Accueil | Actualités | À Nice, les larmes des personnels médicaux après l’attentat

À Nice, les larmes des personnels médicaux après l’attentat


L'association de la Protection civile participe au fonctionnement des cellules médico-psychologiques, avec ses bénévoles aux tenues orange et bleu, ici devant l'hôpital Pasteur de Nice, le 17 juillet. (photo AFP)

« Ceux que nous rencontrons se mettent tous à pleurer »: cinq jours après l’attentat du 14 juillet à Nice, les personnels hospitaliers sont très éprouvés physiquement et moralement par la « situation exceptionnelle » qu’ils viennent de vivre.

« C’est lourd, ils ont vu des choses qu’ils n’ont pas l’habitude de voir, y compris au Samu », confie à l’AFP Ghislaine Raouafi, secrétaire générale CGT à l’hôpital Pasteur, l’un des établissements du CHU de Nice qui a reçu de nombreux blessés jeudi soir.

« C’est plus lourd que d’habitude à cause du nombre de blessés et des blessures qui s’apparentent à (celles causées par) un accident routier ou un tremblement de terre », ajoute la représentante syndicale, assurant que même les professionnels les plus aguerris sont bouleversés.

Christine, une infirmière venue lundi midi participer à la minute de silence sur l’esplanade de l’hôpital Pasteur, dit qu’elle ne peut pas en parler: « C’est trop dur », lâche-t-elle en retenant un sanglot.

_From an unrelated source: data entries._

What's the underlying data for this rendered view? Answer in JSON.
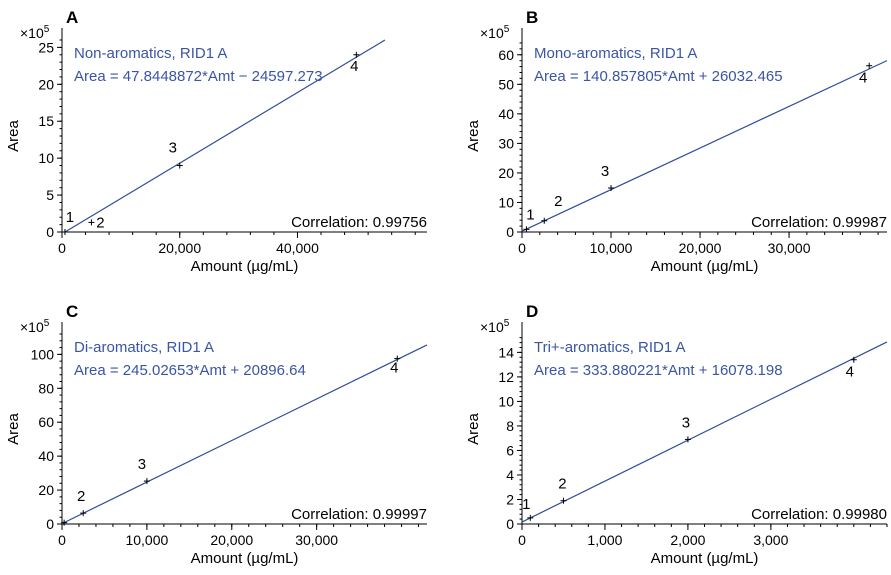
{
  "chart_data": [
    {
      "type": "scatter",
      "panel": "A",
      "multiplier": "×10",
      "multiplier_exp": "5",
      "series_label": "Non-aromatics, RID1 A",
      "equation": "Area = 47.8448872*Amt − 24597.273",
      "correlation": "Correlation: 0.99756",
      "xlabel": "Amount (µg/mL)",
      "ylabel": "Area",
      "xlim": [
        0,
        62000
      ],
      "ylim": [
        0,
        26
      ],
      "xticks": [
        0,
        20000,
        40000
      ],
      "xtick_labels": [
        "0",
        "20,000",
        "40,000"
      ],
      "yticks": [
        0,
        5,
        10,
        15,
        20,
        25
      ],
      "ytick_labels": [
        "0",
        "5",
        "10",
        "15",
        "20",
        "25"
      ],
      "fit": {
        "slope": 47.8448872,
        "intercept": -24597.273
      },
      "points": [
        {
          "label": "1",
          "x": 500,
          "y": 0.0
        },
        {
          "label": "2",
          "x": 5000,
          "y": 1.3
        },
        {
          "label": "3",
          "x": 20000,
          "y": 9.0
        },
        {
          "label": "4",
          "x": 50000,
          "y": 24.0
        }
      ]
    },
    {
      "type": "scatter",
      "panel": "B",
      "multiplier": "×10",
      "multiplier_exp": "5",
      "series_label": "Mono-aromatics, RID1 A",
      "equation": "Area = 140.857805*Amt + 26032.465",
      "correlation": "Correlation: 0.99987",
      "xlabel": "Amount (µg/mL)",
      "ylabel": "Area",
      "xlim": [
        0,
        41000
      ],
      "ylim": [
        0,
        65
      ],
      "xticks": [
        0,
        10000,
        20000,
        30000
      ],
      "xtick_labels": [
        "0",
        "10,000",
        "20,000",
        "30,000"
      ],
      "yticks": [
        0,
        10,
        20,
        30,
        40,
        50,
        60
      ],
      "ytick_labels": [
        "0",
        "10",
        "20",
        "30",
        "40",
        "50",
        "60"
      ],
      "fit": {
        "slope": 140.857805,
        "intercept": 26032.465
      },
      "points": [
        {
          "label": "1",
          "x": 500,
          "y": 0.9
        },
        {
          "label": "2",
          "x": 2500,
          "y": 3.8
        },
        {
          "label": "3",
          "x": 10000,
          "y": 14.9
        },
        {
          "label": "4",
          "x": 39000,
          "y": 56.3
        }
      ]
    },
    {
      "type": "scatter",
      "panel": "C",
      "multiplier": "×10",
      "multiplier_exp": "5",
      "series_label": "Di-aromatics, RID1 A",
      "equation": "Area = 245.02653*Amt + 20896.64",
      "correlation": "Correlation: 0.99997",
      "xlabel": "Amount (µg/mL)",
      "ylabel": "Area",
      "xlim": [
        0,
        43000
      ],
      "ylim": [
        0,
        112
      ],
      "xticks": [
        0,
        10000,
        20000,
        30000
      ],
      "xtick_labels": [
        "0",
        "10,000",
        "20,000",
        "30,000"
      ],
      "yticks": [
        0,
        20,
        40,
        60,
        80,
        100
      ],
      "ytick_labels": [
        "0",
        "20",
        "40",
        "60",
        "80",
        "100"
      ],
      "fit": {
        "slope": 245.02653,
        "intercept": 20896.64
      },
      "points": [
        {
          "label": "",
          "x": 250,
          "y": 0.8
        },
        {
          "label": "2",
          "x": 2500,
          "y": 6.4
        },
        {
          "label": "3",
          "x": 10000,
          "y": 25.3
        },
        {
          "label": "4",
          "x": 39500,
          "y": 97.5
        }
      ]
    },
    {
      "type": "scatter",
      "panel": "D",
      "multiplier": "×10",
      "multiplier_exp": "5",
      "series_label": "Tri+-aromatics, RID1 A",
      "equation": "Area = 333.880221*Amt + 16078.198",
      "correlation": "Correlation: 0.99980",
      "xlabel": "Amount (µg/mL)",
      "ylabel": "Area",
      "xlim": [
        0,
        4400
      ],
      "ylim": [
        0,
        15.5
      ],
      "xticks": [
        0,
        1000,
        2000,
        3000
      ],
      "xtick_labels": [
        "0",
        "1,000",
        "2,000",
        "3,000"
      ],
      "yticks": [
        0,
        2,
        4,
        6,
        8,
        10,
        12,
        14
      ],
      "ytick_labels": [
        "0",
        "2",
        "4",
        "6",
        "8",
        "10",
        "12",
        "14"
      ],
      "fit": {
        "slope": 333.880221,
        "intercept": 16078.198
      },
      "points": [
        {
          "label": "1",
          "x": 100,
          "y": 0.5
        },
        {
          "label": "2",
          "x": 500,
          "y": 1.9
        },
        {
          "label": "3",
          "x": 2000,
          "y": 6.9
        },
        {
          "label": "4",
          "x": 4000,
          "y": 13.4
        }
      ]
    }
  ]
}
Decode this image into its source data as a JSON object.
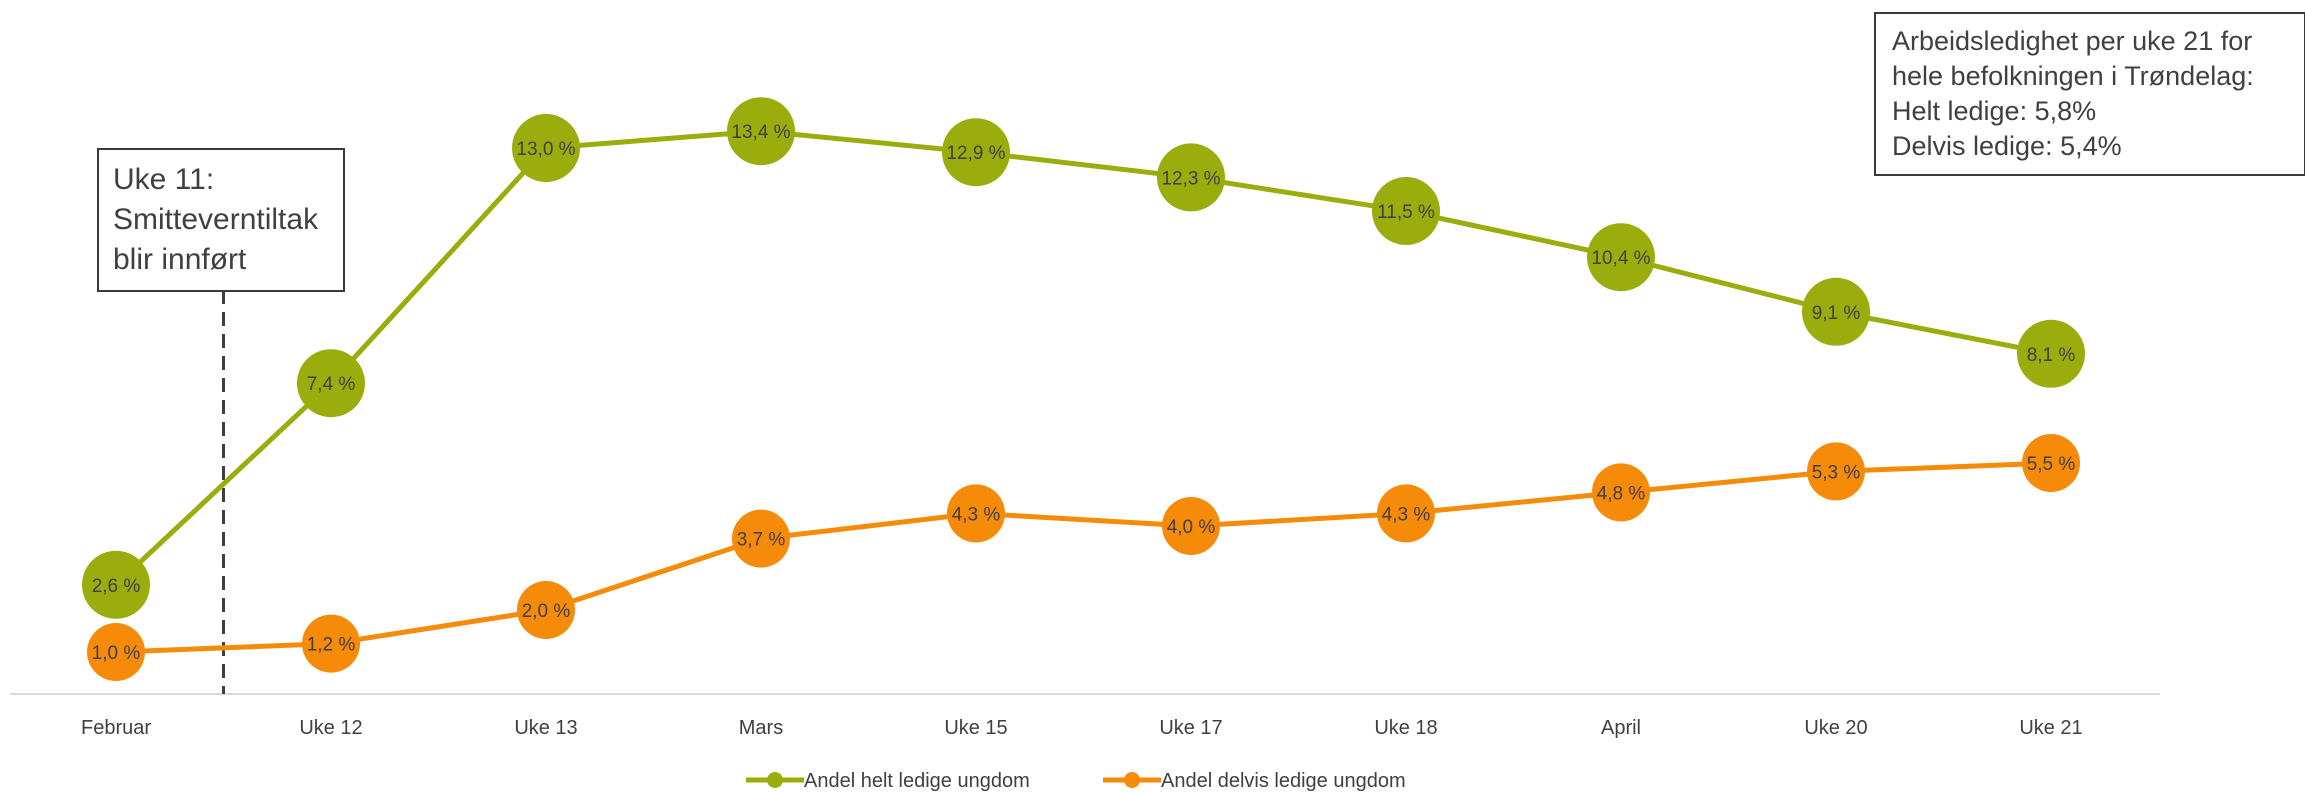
{
  "chart_data": {
    "type": "line",
    "categories": [
      "Februar",
      "Uke 12",
      "Uke 13",
      "Mars",
      "Uke 15",
      "Uke 17",
      "Uke 18",
      "April",
      "Uke 20",
      "Uke 21"
    ],
    "series": [
      {
        "name": "Andel helt ledige ungdom",
        "color": "#9aad0d",
        "values": [
          2.6,
          7.4,
          13.0,
          13.4,
          12.9,
          12.3,
          11.5,
          10.4,
          9.1,
          8.1
        ],
        "labels": [
          "2,6 %",
          "7,4 %",
          "13,0 %",
          "13,4 %",
          "12,9 %",
          "12,3 %",
          "11,5 %",
          "10,4 %",
          "9,1 %",
          "8,1 %"
        ]
      },
      {
        "name": "Andel delvis ledige ungdom",
        "color": "#f68b0a",
        "values": [
          1.0,
          1.2,
          2.0,
          3.7,
          4.3,
          4.0,
          4.3,
          4.8,
          5.3,
          5.5
        ],
        "labels": [
          "1,0 %",
          "1,2 %",
          "2,0 %",
          "3,7 %",
          "4,3 %",
          "4,0 %",
          "4,3 %",
          "4,8 %",
          "5,3 %",
          "5,5 %"
        ]
      }
    ],
    "ylim": [
      0,
      14.6
    ],
    "grid": false,
    "legend": "bottom-center",
    "annotations": {
      "event_line_category_index": 0.5,
      "left_box": [
        "Uke 11:",
        "Smitteverntiltak",
        "blir innført"
      ],
      "right_box": [
        "Arbeidsledighet per uke 21 for",
        "hele befolkningen i Trøndelag:",
        "Helt ledige: 5,8%",
        "Delvis ledige: 5,4%"
      ]
    }
  }
}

Philippe Babe, chef de service adjoint des urgences à la fondation pédiatrique Lenval, un établissement qui se situe à deux pas des lieux de l’attentat, a décrit sur Europe 1 un service débordé par l’afflux de blessés: « L’hôpital a reçu 40 patients, dont 9 adultes (…) On a eu à gérer des situations auxquelles on n’est pas habitués ». Le médecin évoque le « chaos » avec des blessés « polytraumatisés »: « C’est une situation exceptionnelle, mais dans l’action il y a une dissociation. Le technicien prend le pas sur l’homme, on travaille, on agit. C’est secondairement qu’on prend conscience de l’état de guerre ».

Ghislaine Raouafi décrit une situation similaire à l’Hôpital Pasteur, avec « 19 blocs qui ont opéré pendant deux jours, avec des équipes qui ont dû doubler leurs astreintes », et regrette des « problèmes de coordination ».

« Besoin de parler »

Philippe Babe relève lui aussi un « problème de communication » entre les différents établissements qui ont traité les urgences, expliquant qu’il ne savait pas ce qui se passait ailleurs: « Cette coordination là nous a manqué, on était un peu à l’aveugle de chaque côté ».

Pour Ghislaine Raouafi, l’accueil des proches a également été un point faible qui à profondément marqué les agents qui étaient aux avant-postes, les plongeant dans des situations intenables selon elle: souvent en manque d’informations, des personnels non formés ont été confrontés à la douleur des familles, au stress des personnes qui recherchaient un disparu et parfois à leur colère, décrit la représentante CGT.

« Ce qui est paradoxal, c’est que ça a été moins compliqué avec les blessés étrangers qu’avec les Français car les personnels de leur consulat se sont occupés de toutes les formalités et de la médiation avec les familles », relève-t-elle.

Après la fureur de l’urgence, des infirmiers et des aides soignants ont souhaité bénéficier eux aussi de l’écoute et du soutien d’une cellule médico-psychologique. « Tous les gens qui ont vécu la soirée de jeudi et qui ont en mémoire les bruits, les sons, les odeurs, ont besoin de parler, de formuler ce qu’ils ont vécu », explique à Paul Francheterre, le président de la Protection civile. L’association participe au fonctionnement des cellules médico-psychologiques, aux côtés des psychiatres et des psychologues, avec ses bénévoles aux tenues orange et bleu qui sont formés aux premiers secours socio-psychologiques.

« Lorsqu’on est dans l’action, dans le travail, on tient le coup mais c’est lorsqu’on relâche la pression qu’un traumatisme peut survenir », explique Paul Francheterre. Il relate ainsi l’anecdote d’un pompier qui répétait en boucle « J’étais face à une victime que je n’ai pas pu sauver ». « Mais surtout, ce qui a beaucoup marqué les gens c’est qu’il y avait des enfants » parmi les victimes, conclut le responsable de la Protection civile.

L’attentat commis par Mohamed Lahouaiej Bouhlel a fait 84 morts, dont 10 enfants et adolescents. Lundi soir, 70 personnes étaient encore hospitalisées, dont 19 pour lesquelles le pronostic vital était engagé, selon un bilan donné par la ministre de la Santé Marisol Touraine.